Secretary of State Condoleezza Rice may take exception with that view, after returning from two failed trips to the region in which she tried to negotiate a solution to the crisis. Her efforts now are shifting to the United Nations, which a State Department spokesman suggested this week will become “the center of gravity” for negotiating any solution. Yet her failure in the region may be viewed as either a measure of the administration’s unwillingness to press harder, as Dunne would have it, or a reflection of the waning influence that the U.S. has in the region as a result of its own policies there, as many other well-schooled analysts would have it.
If the president has a measure of public sympathy for his inability to make peace in the current crisis in the Middle East, he has lost support for the American military’s role in Iraq.
And, from a political standpoint, Bush’s advisers and Republican National Committee strategists counting at-risk congressional districts probably are paying more attention today to a striking development in the Capitol than the weather: A dozen leading Democrats in the House and Senate have sent a letter to Bush demanding “a new direction in Iraq.”

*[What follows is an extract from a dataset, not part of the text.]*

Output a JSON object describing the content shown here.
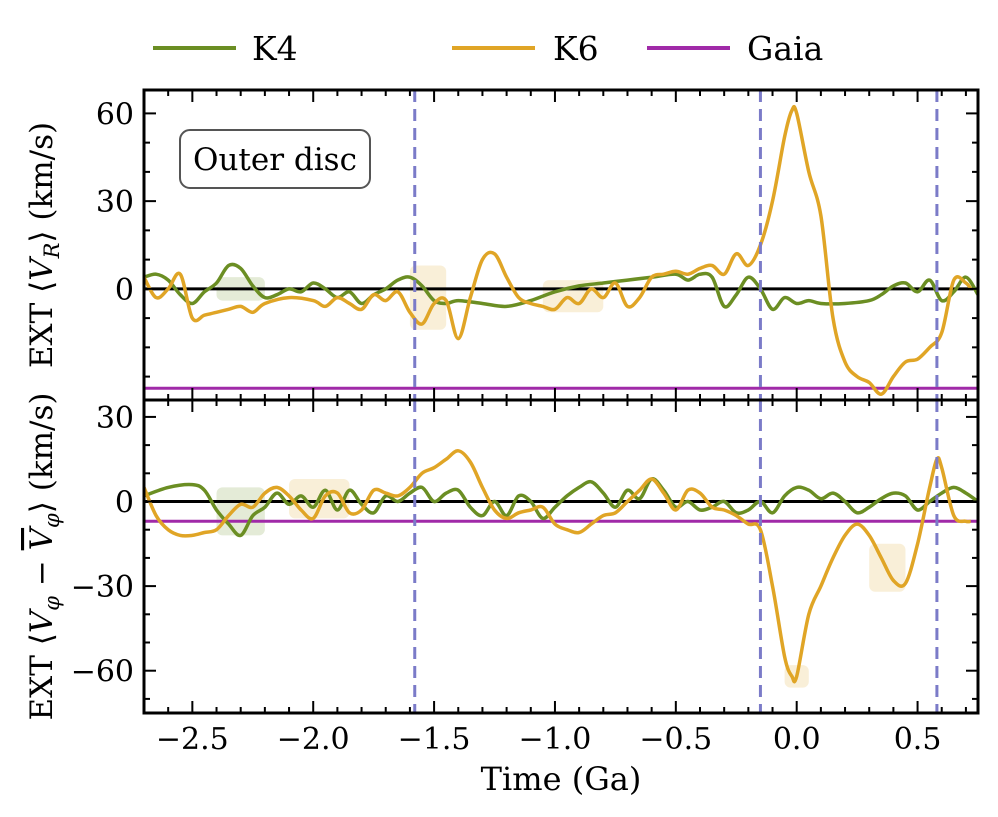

Democrats have been singing that song for months, but they haven’t been singing in harmony. But now they are calling in unison on the president to begin withdrawing troops by the end of the year and to “transition to a more limited mission” in Iraq – finally offering Democrats something that they have struggled to agree upon, an alternative to the president’s policy, and also offering voters something that they have lacked for a long time: A choice at the polls. The president’s advisers have insisted they are content to make November’s elections a referendum on the president’s handling of the economy and national security. Now the Democrats are drafting a question.
It’s a lot to think about, as they cranked up the treadmill under the 60-year-old president this morning. It was air-conditioned in Bethesda. But it’s hot here in Washington these days, it’s hot in the Middle East, and November is beginning to look a little hotter every day.